During the budget presentation, Sen. Rollen Roberts, R-Raleigh, grilled Perdue over the treasurer’s office’s public relations and marketing contract with the Manahan Group, the Charleston firm that has worked in Perdue’s election campaigns.
“The Manahan Group has always run my campaigns for years and years,” Perdue said. “I can’t stop him from bidding on a public contract.”
Deputy Treasurer Gina Joynes said the marketing contract is rebid every three to five years, and said there were at least four other bidders when the Manahan Group was awarded the contract three years ago.
Conversely, Sen.

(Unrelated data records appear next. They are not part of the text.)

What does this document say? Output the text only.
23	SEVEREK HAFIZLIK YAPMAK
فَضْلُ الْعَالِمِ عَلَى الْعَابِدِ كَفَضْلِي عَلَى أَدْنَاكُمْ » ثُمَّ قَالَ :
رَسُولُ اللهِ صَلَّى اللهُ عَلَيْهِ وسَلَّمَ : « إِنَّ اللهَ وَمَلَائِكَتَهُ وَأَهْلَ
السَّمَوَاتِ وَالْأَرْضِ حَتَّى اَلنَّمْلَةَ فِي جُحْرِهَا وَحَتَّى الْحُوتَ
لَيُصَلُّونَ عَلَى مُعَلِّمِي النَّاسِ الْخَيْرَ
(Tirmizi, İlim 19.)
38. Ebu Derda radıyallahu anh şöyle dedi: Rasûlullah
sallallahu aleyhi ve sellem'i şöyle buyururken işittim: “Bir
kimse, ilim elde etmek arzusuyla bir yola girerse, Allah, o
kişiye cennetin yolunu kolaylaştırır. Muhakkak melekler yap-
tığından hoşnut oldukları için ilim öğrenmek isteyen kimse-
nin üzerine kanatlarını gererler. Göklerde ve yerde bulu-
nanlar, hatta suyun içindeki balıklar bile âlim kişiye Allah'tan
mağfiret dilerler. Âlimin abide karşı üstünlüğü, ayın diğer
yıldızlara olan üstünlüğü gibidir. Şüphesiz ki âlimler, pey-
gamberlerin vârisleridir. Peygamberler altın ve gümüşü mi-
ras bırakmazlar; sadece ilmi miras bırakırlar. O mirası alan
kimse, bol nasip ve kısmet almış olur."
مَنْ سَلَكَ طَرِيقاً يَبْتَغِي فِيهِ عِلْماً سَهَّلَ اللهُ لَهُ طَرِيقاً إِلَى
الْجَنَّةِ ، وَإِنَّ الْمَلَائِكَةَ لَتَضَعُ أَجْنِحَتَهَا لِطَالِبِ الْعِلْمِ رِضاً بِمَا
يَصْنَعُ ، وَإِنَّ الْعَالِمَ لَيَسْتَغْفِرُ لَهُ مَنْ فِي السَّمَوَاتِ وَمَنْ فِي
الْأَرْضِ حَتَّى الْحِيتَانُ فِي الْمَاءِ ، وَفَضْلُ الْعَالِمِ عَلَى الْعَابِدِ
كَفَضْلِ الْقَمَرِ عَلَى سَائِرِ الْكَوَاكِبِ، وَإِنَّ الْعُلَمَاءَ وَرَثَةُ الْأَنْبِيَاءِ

Doug Facemire, D-Braxton, praised the treasurer’s office, telling Perdue, “I challenge anybody here to find any state agency that has given us the return on investment that your office has.”
Also Tuesday, state Auditor J.B. McCuskey said that with increased state Purchasing Card rebates, changes in Security Commission fees, and an office reorganization, the auditor’s office is returning about $10 million a year to the state budget.
Sen. John Unger, D-Berkeley, also thanked McCuskey for working with cities and counties in the Eastern Panhandle to identify funding sources to contribute the local share of funding needed to continue MARC commuter rail service into the panhandle.
McCuskey said his office is already working with mayors and county commissioners to come up with next year’s funding for the commuter service.